One, Pakistan's Lashkar-e-Jhangvi,
(LeJ), has closed ranks with the Taliban in carrying out what borders on
genocide and ethnic cleansing of Shias both in Pakistan and Afghanistan. As
American expert on South Asia, Michael Kugelman says, LeJ has emerged as a
powerful practitioner of sectarian violence over the past decade. It does
things at the bidding of the Army and the Army controlled-managed
Inter-Services Intelligence (ISI) and thus enjoys 'immunity' to survive in one
avatar or the other to hoodwink the sanctions regime. Both LeJ and Taliban
besides the likes of LeT are known to do 'dirty work' at the bidding of the ISI
in Baluchistan, where rebel groups have carved out their own turf.
Two,
LeJ has established linkages with IS which is spreading its net in Pakistan for
the past ten months. At IS's behest, LeJ has carried out massive attack on a
Shia bus in Karachi this May, investigations into the bus carnage show. The
kingpin of the group, Abdul Aziz, had
escaped to Syria afterwards. He was involved in almost all recent sectarian
attacks in the Sindh province along with his lieutenant Azhar Minhas, Sindh Police
Chief, Ghulam Hyder Jamali told Pakistani Senate in a special briefing.
Frankly, these two developments on their own should not, indeed, would not allow the conclusion of a Pakistani hand in the attacks on Shias in Kuwait, Saudi Arabia, and elsewhere in the Middle East. More so since an IS affiliate had claimed responsibility for Kuwait blast as pointed out at the outset. But then, it is difficult to ignore a ground reality. It is that Pakistan's Lashkar-e-Toiba (LeT) had helped to train the IS recruits in its early days. Also the fact that Abdul Aziz and Azhar Minhas were associated with al Qaeda for four years they aligned with the IS a year ago.

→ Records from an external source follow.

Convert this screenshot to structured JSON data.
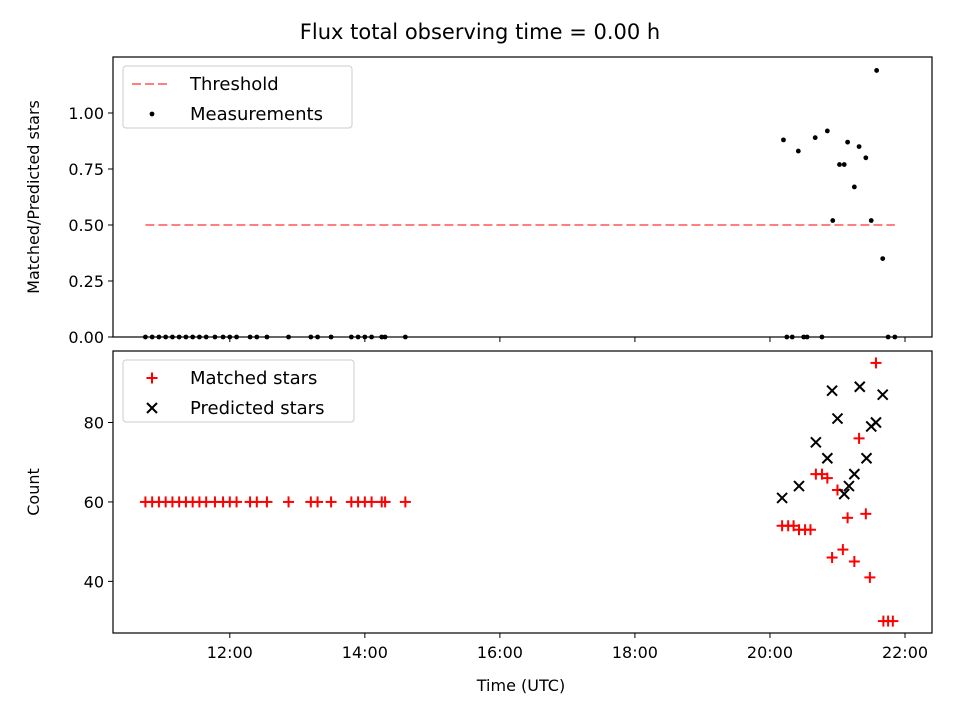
{
  "chart_data": {
    "title": "Flux total observing time = 0.00 h",
    "xlabel": "Time (UTC)",
    "x_ticks": [
      "12:00",
      "14:00",
      "16:00",
      "18:00",
      "20:00",
      "22:00"
    ],
    "x_tick_hours": [
      12,
      14,
      16,
      18,
      20,
      22
    ],
    "xlim_hours": [
      10.27,
      22.4
    ],
    "panels": [
      {
        "type": "scatter",
        "ylabel": "Matched/Predicted stars",
        "ylim": [
          0,
          1.25
        ],
        "y_ticks": [
          "0.00",
          "0.25",
          "0.50",
          "0.75",
          "1.00"
        ],
        "y_tick_values": [
          0,
          0.25,
          0.5,
          0.75,
          1.0
        ],
        "legend_position": "upper-left",
        "series": [
          {
            "name": "Threshold",
            "kind": "dashed-line",
            "color": "#ff7f7f",
            "x_hours": [
              10.75,
              21.85
            ],
            "y": [
              0.5,
              0.5
            ]
          },
          {
            "name": "Measurements",
            "kind": "dot",
            "color": "#000000",
            "points": [
              [
                10.75,
                0
              ],
              [
                10.85,
                0
              ],
              [
                10.95,
                0
              ],
              [
                11.05,
                0
              ],
              [
                11.15,
                0
              ],
              [
                11.25,
                0
              ],
              [
                11.35,
                0
              ],
              [
                11.45,
                0
              ],
              [
                11.55,
                0
              ],
              [
                11.65,
                0
              ],
              [
                11.78,
                0
              ],
              [
                11.9,
                0
              ],
              [
                12.0,
                0
              ],
              [
                12.1,
                0
              ],
              [
                12.3,
                0
              ],
              [
                12.4,
                0
              ],
              [
                12.55,
                0
              ],
              [
                12.87,
                0
              ],
              [
                13.2,
                0
              ],
              [
                13.3,
                0
              ],
              [
                13.5,
                0
              ],
              [
                13.8,
                0
              ],
              [
                13.9,
                0
              ],
              [
                14.0,
                0
              ],
              [
                14.1,
                0
              ],
              [
                14.25,
                0
              ],
              [
                14.3,
                0
              ],
              [
                14.6,
                0
              ],
              [
                20.2,
                0.88
              ],
              [
                20.42,
                0.83
              ],
              [
                20.67,
                0.89
              ],
              [
                20.85,
                0.92
              ],
              [
                20.93,
                0.52
              ],
              [
                21.03,
                0.77
              ],
              [
                21.1,
                0.77
              ],
              [
                21.15,
                0.87
              ],
              [
                21.25,
                0.67
              ],
              [
                21.32,
                0.85
              ],
              [
                21.42,
                0.8
              ],
              [
                21.5,
                0.52
              ],
              [
                21.58,
                1.19
              ],
              [
                21.67,
                0.35
              ],
              [
                20.25,
                0
              ],
              [
                20.33,
                0
              ],
              [
                20.5,
                0
              ],
              [
                20.55,
                0
              ],
              [
                20.77,
                0
              ],
              [
                21.75,
                0
              ],
              [
                21.85,
                0
              ]
            ]
          }
        ]
      },
      {
        "type": "scatter",
        "ylabel": "Count",
        "ylim": [
          27,
          98
        ],
        "y_ticks": [
          "40",
          "60",
          "80"
        ],
        "y_tick_values": [
          40,
          60,
          80
        ],
        "legend_position": "upper-left",
        "series": [
          {
            "name": "Matched stars",
            "kind": "plus",
            "color": "#ff0000",
            "points": [
              [
                10.75,
                60
              ],
              [
                10.85,
                60
              ],
              [
                10.95,
                60
              ],
              [
                11.05,
                60
              ],
              [
                11.15,
                60
              ],
              [
                11.25,
                60
              ],
              [
                11.35,
                60
              ],
              [
                11.45,
                60
              ],
              [
                11.55,
                60
              ],
              [
                11.65,
                60
              ],
              [
                11.78,
                60
              ],
              [
                11.9,
                60
              ],
              [
                12.0,
                60
              ],
              [
                12.1,
                60
              ],
              [
                12.3,
                60
              ],
              [
                12.4,
                60
              ],
              [
                12.55,
                60
              ],
              [
                12.87,
                60
              ],
              [
                13.2,
                60
              ],
              [
                13.3,
                60
              ],
              [
                13.5,
                60
              ],
              [
                13.8,
                60
              ],
              [
                13.9,
                60
              ],
              [
                14.0,
                60
              ],
              [
                14.1,
                60
              ],
              [
                14.25,
                60
              ],
              [
                14.3,
                60
              ],
              [
                14.6,
                60
              ],
              [
                20.18,
                54
              ],
              [
                20.27,
                54
              ],
              [
                20.35,
                54
              ],
              [
                20.43,
                53
              ],
              [
                20.52,
                53
              ],
              [
                20.6,
                53
              ],
              [
                20.68,
                67
              ],
              [
                20.77,
                67
              ],
              [
                20.85,
                66
              ],
              [
                20.92,
                46
              ],
              [
                21.0,
                63
              ],
              [
                21.08,
                48
              ],
              [
                21.15,
                56
              ],
              [
                21.25,
                45
              ],
              [
                21.32,
                76
              ],
              [
                21.42,
                57
              ],
              [
                21.48,
                41
              ],
              [
                21.57,
                95
              ],
              [
                21.68,
                30
              ],
              [
                21.75,
                30
              ],
              [
                21.82,
                30
              ]
            ]
          },
          {
            "name": "Predicted stars",
            "kind": "x",
            "color": "#000000",
            "points": [
              [
                20.18,
                61
              ],
              [
                20.43,
                64
              ],
              [
                20.68,
                75
              ],
              [
                20.85,
                71
              ],
              [
                20.92,
                88
              ],
              [
                21.0,
                81
              ],
              [
                21.1,
                62
              ],
              [
                21.17,
                64
              ],
              [
                21.25,
                67
              ],
              [
                21.33,
                89
              ],
              [
                21.43,
                71
              ],
              [
                21.5,
                79
              ],
              [
                21.57,
                80
              ],
              [
                21.67,
                87
              ]
            ]
          }
        ]
      }
    ]
  }
}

A recent report in The Express Tribune, which is published from Karachi in collaboration with The New York Times, is disturbing, to say the least. "The mastermind of the deadliest attack on the Shia Ismaili community in the metropolis (Karachi) revealed that the group was receiving funding from the Islamic State, (IS), also known as Da'esh", the daily said in a front page dispatch quoting a report of the Joint Interrogation Team (JIT). It said Minhas revealed that the group was receiving funds from different countries, including Bahrain, Kuwait and Saudi Arabia.

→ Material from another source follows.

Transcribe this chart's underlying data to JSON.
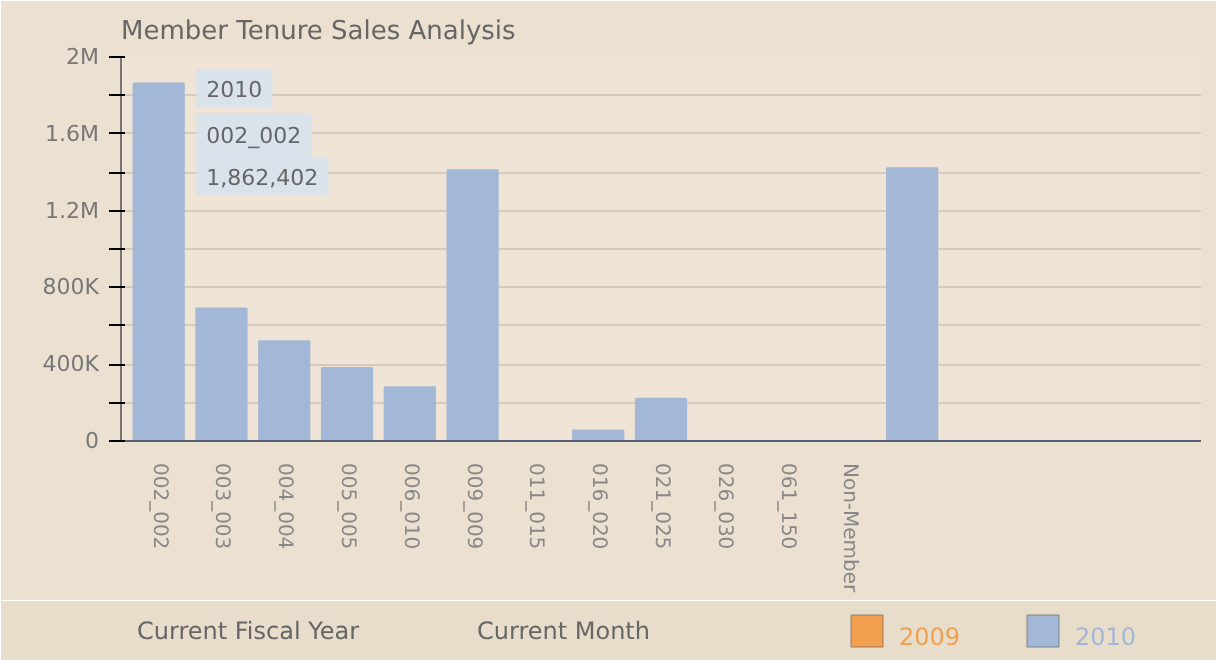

There is much in public domain that clearly speaks of links between sectarian fighters and the Pakistan's ruling party, Pakistan
Muslim League-Nawaz (PML-N) in the Punjab province. Four years ago, in 2011 to be precise, Punjab's
law minister Rana Sanaullah admitted that his government had provided a monthly
stipend to the family of LeJ's supremo, Malik Ishaq. It was paid ever since Sharif's party came to
power in 2008.
The LeJ was banned
then as now; neither the ban nor the fact that Ishaq was in jail facing
prosecution in as many as 44 cases in which 70 people were killed, came in the
way of official funding. Ishaq has since
been eliminated in an 'encounter'; that killing only highlights that there are
Red Lines even for officially pampered and patronised militants, and a costly
penalty awaits the trespasser. The point
is the ministerial confession on LeJ funding was a manifestation of official
sanction for sectarian attacks on the Shias in Pakistan.

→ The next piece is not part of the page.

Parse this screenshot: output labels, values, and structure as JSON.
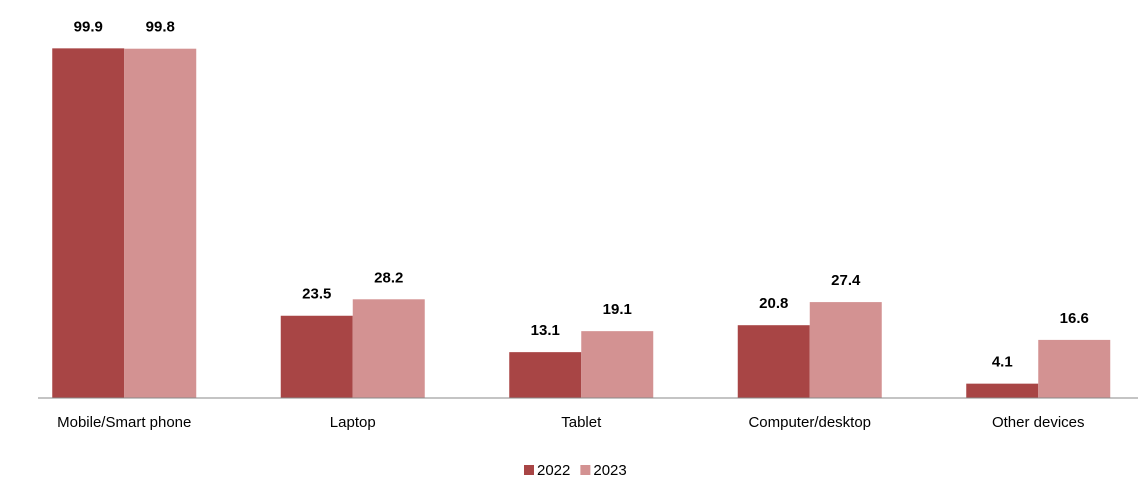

In the murky world of militancy, loyalties are not
permanent, and whoever pays the bucks calls the tune. So much so, the Minhas-speak is a call for a
thinking cap. Many of the Pakistan based jihadis have become unemployed in the
wake of army operation in militant homeland, of Waziristan and have become
willing mercenaries. A large number of them have crossed over to Afghanistan
where they have joined the IS ranks even as the Taliban and its affiliates are
trying to catch up with the IS --style beheadings and kidnappings to keep their
flock together from being poached by the new Caliphate champion.
"The Taliban are
trying to send out a new message that they are similar in their brutality to
IS," Shahgul Rezaye, an Afghan lawmaker, who is himself a Shia, told the New
York Times this April. "They're trying to show they are as bad as ISIS," he
added while referring to the on-going face-off between Taliban and the IS.